Das Zeichen für Witch.
Mein Gehirnmuster.
Ich ließ diese besondere Waffe durch meine Hände gleiten.
Ohne Zweifel eins der reinsten Dinge, die je existierten.
Ein leises Surren erklang als meine Finger über die Runen glitten.
Ich versank im Anblick dieser Waffe.
So vollkommen.
Rein.
Unschuldig.
Einfach perfekt.
Ich streichele noch immer die Waffe und träumte von einem Leben.
Einem Leben, das ich nie haben würde.
Ein normales.
Nicht magisches.
Nicht tödliches.
Vielleicht würde ich mit Ro zur Highschool gehen, im Cheerleading Team sein.
Jeden Morgen mich fragen, warum es so ungerecht ist, warum es Mathe gibt.
Ro würde Football spielen.
Er würde nicht tödlich sein.
Wir würden den Abschluss machen.
Maddie und ich würden an derselben Uni studieren.
Vielleicht ein Semester wiederholen, einen richtigen Absturz haben, mal unglücklich sein.
Es würde nicht perfekt sein,
aber wir würden ein Leben haben.
Ein normales.
Wir würden.

Ich schreckte auf und ließ die Waffe schnell in meiner Jacke verschwinden, als mich jemand rief. Ich stand wohl schon eine Weile hier und träumte vor mich hin.
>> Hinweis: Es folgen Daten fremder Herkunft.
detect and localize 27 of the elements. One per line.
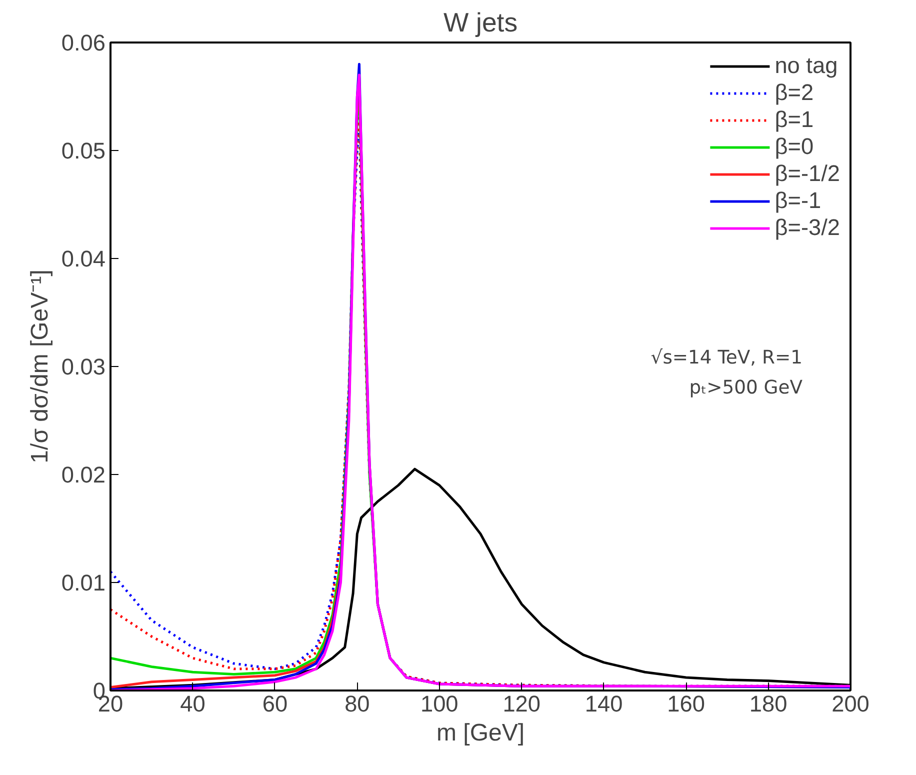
x-tick-label: 120 xyxy=(502,690,541,716)
y-tick-label: 0.02 xyxy=(61,462,106,488)
annotation: √s=14 TeV, R=1 xyxy=(650,348,803,368)
y-tick-label: 0.03 xyxy=(61,354,106,380)
annotation: pₜ>500 GeV xyxy=(689,378,803,398)
legend-label: β=2 xyxy=(774,79,814,106)
x-tick-label: 60 xyxy=(262,690,288,716)
legend-label: β=-3/2 xyxy=(774,214,840,241)
y-tick-label: 0.04 xyxy=(61,246,106,272)
y-tick-label: 0.06 xyxy=(61,30,106,56)
chart-title: W jets xyxy=(443,8,518,38)
x-axis-title: m [GeV] xyxy=(436,720,525,746)
x-tick-label: 140 xyxy=(584,690,623,716)
x-tick-label: 80 xyxy=(344,690,370,716)
y-tick-label: 0.01 xyxy=(61,570,106,596)
legend-label: β=-1 xyxy=(774,187,822,214)
x-tick-label: 100 xyxy=(420,690,458,716)
legend-label: β=1 xyxy=(774,106,814,133)
legend-label: no tag xyxy=(774,52,838,79)
legend-label: β=0 xyxy=(774,133,814,160)
x-tick-label: 200 xyxy=(832,690,870,716)
x-tick-label: 180 xyxy=(749,690,788,716)
y-tick-label: 0.05 xyxy=(61,138,106,164)
legend-label: β=-1/2 xyxy=(774,160,840,187)
x-tick-label: 40 xyxy=(180,690,206,716)
x-tick-label: 160 xyxy=(667,690,705,716)
y-axis-title: 1/σ dσ/dm [GeV⁻¹] xyxy=(26,270,54,464)
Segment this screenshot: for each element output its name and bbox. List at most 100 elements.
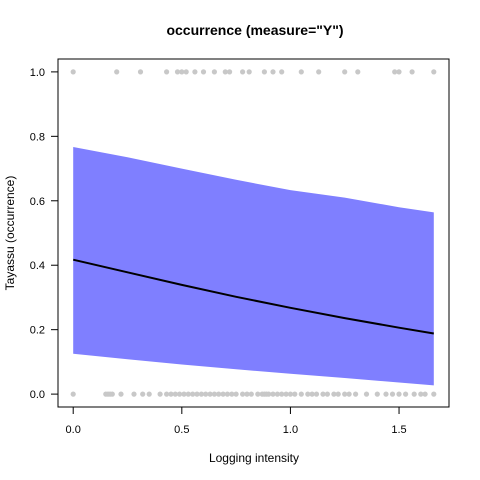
observation-point-absent — [422, 391, 428, 397]
observation-point-absent — [224, 391, 230, 397]
observation-point-absent — [233, 391, 239, 397]
observation-point-absent — [383, 391, 389, 397]
observation-point-absent — [185, 391, 191, 397]
confidence-band — [73, 147, 434, 386]
observation-points-layer — [70, 69, 437, 397]
observation-point-present — [222, 69, 228, 75]
observation-point-absent — [274, 391, 280, 397]
observation-point-present — [183, 69, 189, 75]
y-axis: 0.0 0.2 0.4 0.6 0.8 1.0 — [30, 67, 59, 401]
observation-point-present — [261, 69, 267, 75]
observation-point-absent — [140, 391, 146, 397]
observation-point-present — [316, 69, 322, 75]
observation-point-absent — [324, 391, 330, 397]
observation-point-absent — [431, 391, 437, 397]
observation-point-absent — [403, 391, 409, 397]
observation-point-present — [392, 69, 398, 75]
observation-point-absent — [194, 391, 200, 397]
y-tick-label: 0.0 — [30, 389, 45, 401]
observation-point-absent — [279, 391, 285, 397]
observation-point-absent — [207, 391, 213, 397]
observation-point-present — [396, 69, 402, 75]
x-tick-label: 0.0 — [66, 424, 81, 436]
observation-point-absent — [283, 391, 289, 397]
observation-point-absent — [190, 391, 196, 397]
observation-point-absent — [172, 391, 178, 397]
x-axis: 0.0 0.5 1.0 1.5 — [66, 406, 407, 436]
observation-point-present — [211, 69, 217, 75]
fit-line-layer — [72, 258, 434, 335]
observation-point-absent — [240, 391, 246, 397]
x-tick-label: 1.0 — [283, 424, 298, 436]
confidence-band-layer — [73, 147, 434, 386]
observation-point-absent — [118, 391, 124, 397]
observation-point-present — [174, 69, 181, 75]
observation-point-absent — [198, 391, 204, 397]
observation-point-absent — [203, 391, 209, 397]
observation-point-present — [137, 69, 144, 75]
observation-point-present — [114, 69, 120, 75]
x-tick-label: 0.5 — [174, 424, 189, 436]
y-axis-label: Tayassu (occurrence) — [3, 176, 17, 291]
observation-point-absent — [313, 391, 320, 397]
fit-line — [72, 258, 434, 335]
y-tick-label: 0.4 — [30, 260, 45, 272]
observation-point-absent — [146, 391, 152, 397]
observation-point-absent — [131, 391, 137, 397]
observation-point-present — [246, 69, 252, 75]
y-tick-label: 0.2 — [30, 325, 45, 337]
observation-point-absent — [177, 391, 183, 397]
observation-point-present — [164, 69, 170, 75]
y-tick-label: 0.6 — [30, 196, 45, 208]
observation-point-absent — [216, 391, 222, 397]
observation-point-absent — [266, 391, 272, 397]
observation-point-present — [355, 69, 361, 75]
observation-point-absent — [244, 391, 250, 397]
observation-point-absent — [164, 391, 170, 397]
observation-point-absent — [229, 391, 235, 397]
observation-point-absent — [320, 391, 326, 397]
observation-point-absent — [211, 391, 217, 397]
observation-point-present — [298, 69, 304, 75]
observation-point-present — [179, 69, 185, 75]
observation-point-absent — [270, 391, 276, 397]
observation-point-present — [227, 69, 233, 75]
observation-point-present — [431, 69, 437, 75]
observation-point-present — [192, 69, 198, 75]
observation-point-absent — [309, 391, 315, 397]
chart-title: occurrence (measure="Y") — [166, 22, 343, 38]
observation-point-absent — [389, 391, 396, 397]
observation-point-present — [200, 69, 207, 75]
observation-point-absent — [248, 391, 254, 397]
observation-point-absent — [181, 391, 187, 397]
x-axis-label: Logging intensity — [209, 451, 299, 465]
observation-point-absent — [298, 391, 304, 397]
observation-point-absent — [396, 391, 402, 397]
observation-point-absent — [353, 391, 359, 397]
observation-point-absent — [363, 391, 370, 397]
observation-point-absent — [168, 391, 174, 397]
y-tick-label: 1.0 — [30, 67, 45, 79]
observation-point-absent — [418, 391, 424, 397]
x-tick-label: 1.5 — [391, 424, 406, 436]
observation-point-absent — [287, 391, 293, 397]
observation-point-present — [240, 69, 246, 75]
observation-point-absent — [305, 391, 311, 397]
observation-point-present — [279, 69, 285, 75]
observation-point-absent — [331, 391, 337, 397]
observation-point-absent — [70, 391, 76, 397]
y-tick-label: 0.8 — [30, 131, 45, 143]
observation-point-absent — [346, 391, 352, 397]
observation-point-absent — [220, 391, 226, 397]
observation-point-present — [70, 69, 76, 75]
observation-point-absent — [374, 391, 380, 397]
observation-point-present — [409, 69, 415, 75]
observation-point-absent — [109, 391, 115, 397]
observation-point-absent — [157, 391, 163, 397]
observation-point-absent — [292, 391, 298, 397]
observation-point-present — [270, 69, 276, 75]
observation-point-absent — [411, 391, 417, 397]
plot-area — [57, 58, 450, 408]
observation-point-absent — [335, 391, 341, 397]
Mist! Jetzt beeil dich, Lucy! Du musst das so schnell wie möglich erledigen. Du musst wieder ins Camp.

"Luz???? Luuuu.. Huch! Kannst du dich auch normal fortbewegen? Also im Sinne normal schnell für einen Übernatürlichen??", schrie Damon genervt. Ich stand von einem Moment auf dem anderen neben ihm und jagte ihm wohl einen gehörigen Schrecken ein.
Ich streckte gelassen meine Arme und achtete darauf, dass mein Ärmel nicht hochrutschte.
Locker meinte ich:"Jetzt kommt. Wie ihr alle wisst, bin ich sehr gerne pünktlich zum Essen wieder zurück. Es gab genug Verzögerungen."
Nur langsam folgten sie mir auf die Lichtung, auf welcher man einige Lagerfeuer und mehrere Zelte sah. Sie waren wohl bereits auf dem Sprung.
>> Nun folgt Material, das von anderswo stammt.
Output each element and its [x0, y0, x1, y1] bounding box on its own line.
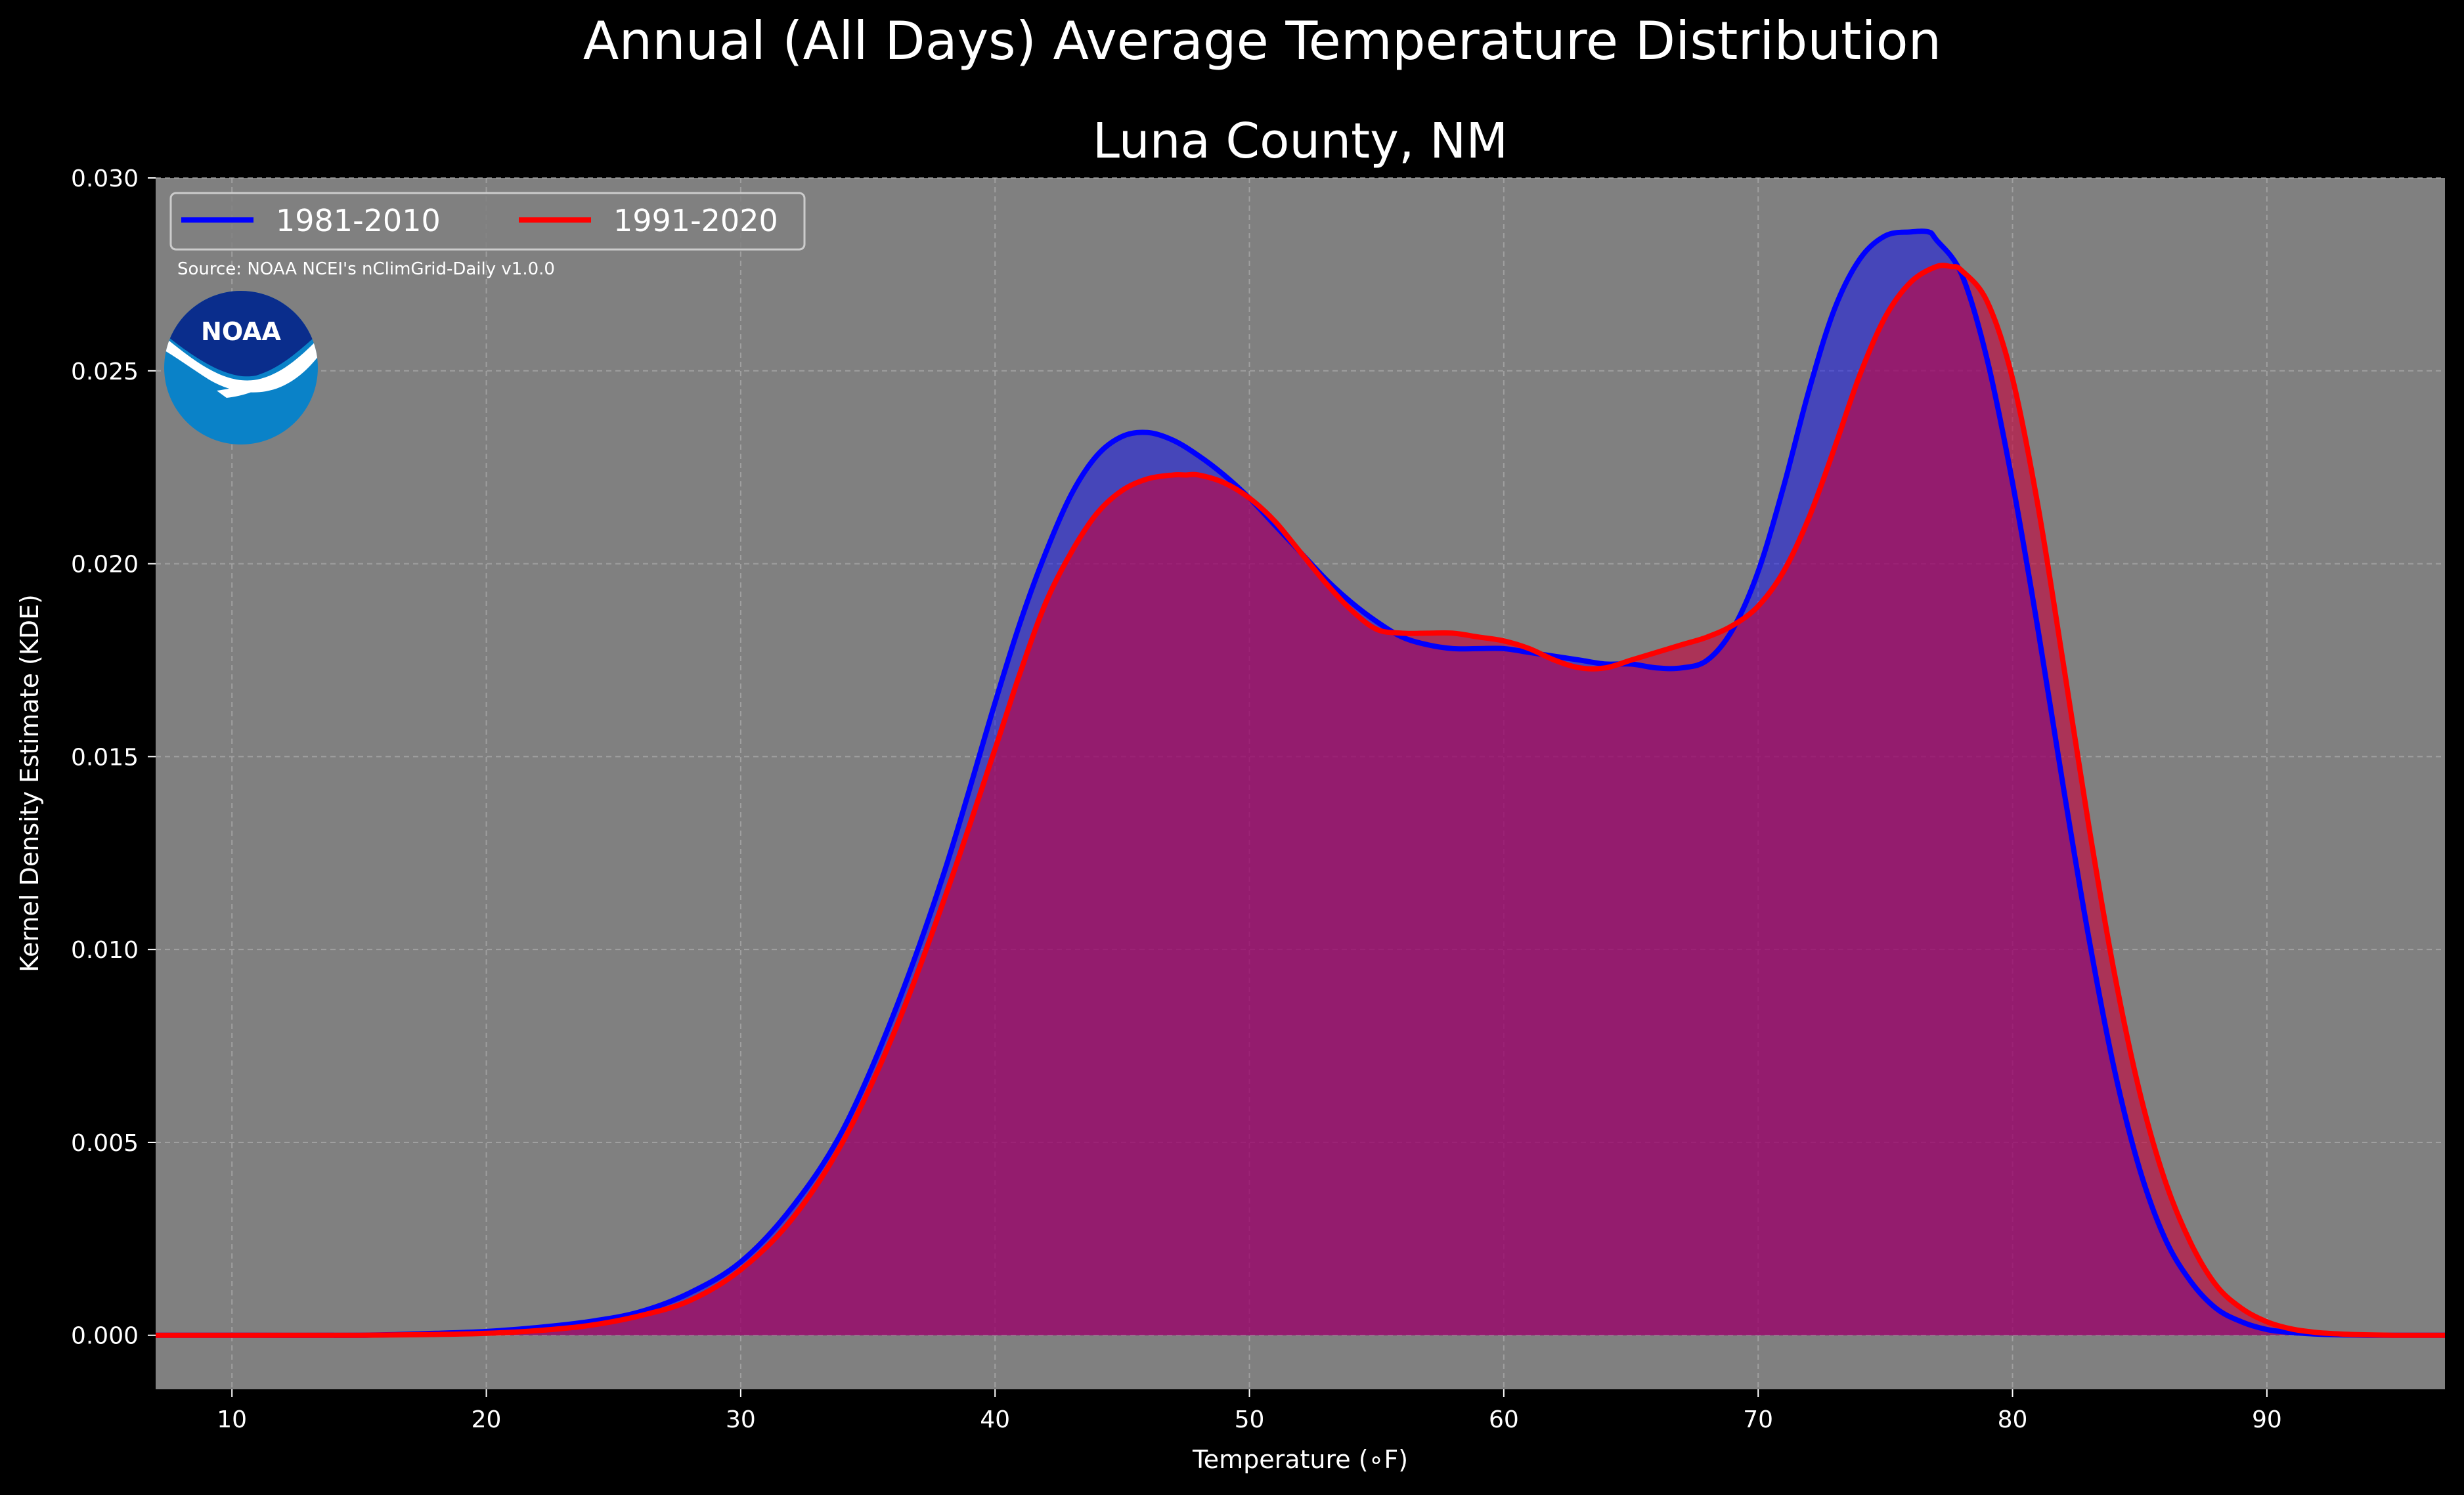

"Ach. Wir kommen wohl ungelegen. Na dann machen wir es schnell", rief ich mit einem teuflischen Blitzen in meinen Augen. Meine Leute lachten spöttisch mit mir als sie sahen, wie die Gang sich vor uns aufbaute. Es war eine Gruppe von Gestaltwandlern.
Meine Gedanken schweiften zu Maddie. Sie war wie diese Gang eine Gestaltwandlerin.
Ich hatte sie schon so lange nicht mehr gesehen; geschweige denn an sie gedacht.
Oder Stef.
Ich fühlte mich sofort schlecht.
Diese Gedanken bedrückten mich.

Nein. Das bringst du in Ordnung, Lucy. Du kehrst heute ins Camp zurück. Dann wird alles gut. Alles.

Ro spürte wohl, dass ich etwas unruhig wurde, denn er tauchte leise wie ein Schatten neben mir auf und drückte seine Schulter kurz an meine. Er positionierte sich dann schräg hinter mir. Massiv. Unbesiegbar.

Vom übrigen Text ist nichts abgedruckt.